Discussion in 'Sports and News' started by I Should Coco, Jan 28, 2015.

  1. Riptide

    Riptide Well-Known Member

    How often do you see a bootleg fail when the defense has nine in the box?
     
  2. SnarkShark

    SnarkShark Well-Known Member

    Tell me how many of those passes were hard slants over the middle and at the goal line, then maybe I can buy your premise.

    I would bet most were either fades, throws to the back border of the end zone, or to running backs in the flat.
     
  3. bigpern23

    bigpern23 Well-Known Member

    Ahem.
     
  4. LongTimeListener

    LongTimeListener Well-Known Member

    Ahem ...

    If you think a game like that vindicates your midseason declaration that the NFC is so over ... OK we will have to agree to disagree.
     
  5. BTExpress

    BTExpress Well-Known Member

    Passing from the 1-yard line netted a touchdown a handful of percentage higher than running from the 1. The pass succeeded around 65 percent, the run around 59 percent.

    In a vacuum, the pass was the better call. But that does not account for the number of catastrophic things that could happen (sack, INT, holding penalty) on a pass, whereas your only real worry on a run is the fumble.
     
  6. Double Down

    Double Down Well-Known Member

    Ya know, sometimes a guy just makes a great play. That's where I come down. If Carroll runs the ball three times from the 1 and Lynch gets stuffed three times, very few would've been critical of the move. And I hate it when coaches make decisions based on what will shield them from criticism. So credit to them for making a decision they thought was best, not what they thought would be blameless.

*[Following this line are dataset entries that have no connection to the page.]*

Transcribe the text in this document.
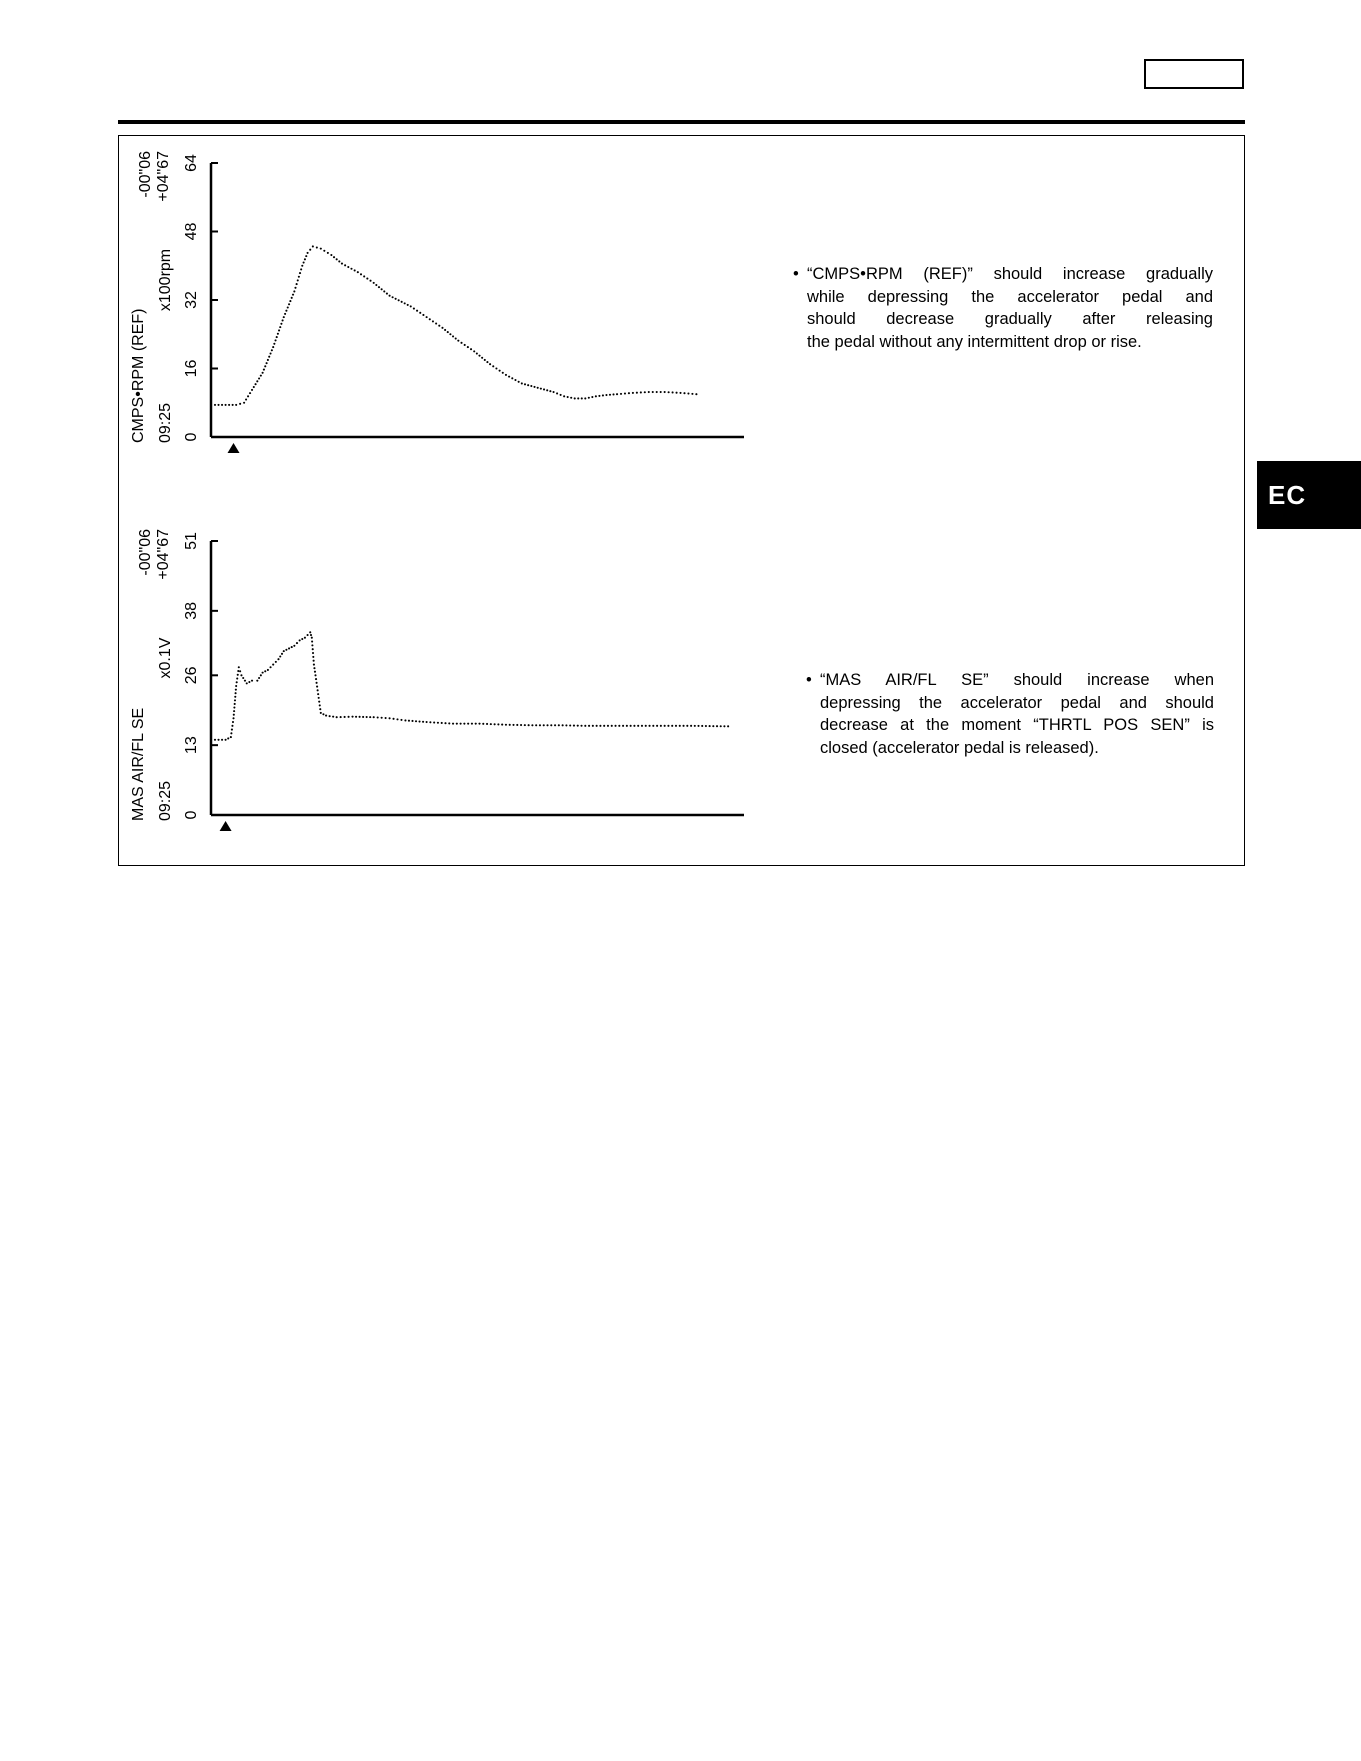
EC
0
16
32
48
64
CMPS•RPM (REF) 09:25
x100rpm
-00"06 +04"67
0
13
26
38
51
MAS AIR/FL SE 09:25
x0.1V
-00"06 +04"67
• “CMPS•RPM (REF)” should increase gradually
while depressing the accelerator pedal and
should decrease gradually after releasing
the pedal without any intermittent drop or rise.
• “MAS AIR/FL SE” should increase when
depressing the accelerator pedal and should
decrease at the moment “THRTL POS SEN” is
closed (accelerator pedal is released).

    It seemed so stupid at the time, but I thought it was so stupid not to kick at the end of half and his ballsy call changed the whole outlook of that game. Hard to have it both ways.

    I feel I little about this the same way I feel about Manning's pick in the Saints Super Bowl. Yeah, it was on Manning. But the guy made a great play. He recognized the formation (based on hours of film study) and jumped a route. Same thing here.

    It's more fun to blame, blame, blame. And a lot of it's justified. But hell, a guy made a great play. Sometimes that happen If he plays like a terrified rookie, Lockette scores and it's likely over.
     
    Iron_chet likes this.
  7. outofplace

    outofplace Well-Known Member

    It's not just the risk of a play like that. It is going away from their strength, which is Lynch.
     
  8. Dick Whitman

    Dick Whitman Well-Known Member

    Do you think the public flips out over the play call in the way they have if Collinsworth didn't do so on the air first? I wonder how many people took his lead. I don't think it accounts for all of it, but I bet it helped amplify it.

    I'm sure we've all been in this situation before where you cover a game, and what you take from it is different, once you leave the bubble, from something the world is raging about. And it's because of something that the broadcast team discussed or focused on at a pivotal moment.
     
  9. Rusty Shackleford

    Rusty Shackleford Active Member

    Could be. But maybe not. I know i was screaming at the tv just about the moment the ball took flight. I never heard what Collinsworth said, and i'd imagine that was true at a lot of parties.
     
    bigpern23 likes this.
  10. bigpern23

    bigpern23 Well-Known Member

    I was mostly just busting your chops. But I was right. :D
     
  11. YankeeFan

    YankeeFan Well-Known Member

    Burning two timeouts really fucked Seattle. With just one more timeout left, they could have (would have) run the ball.
     
  12. bigpern23

    bigpern23 Well-Known Member

    Like Rusty, the moment he threw the ball I was shouting in disbelief. I think Collinsworth's reaction was representative of most people's reactions, not influential of them.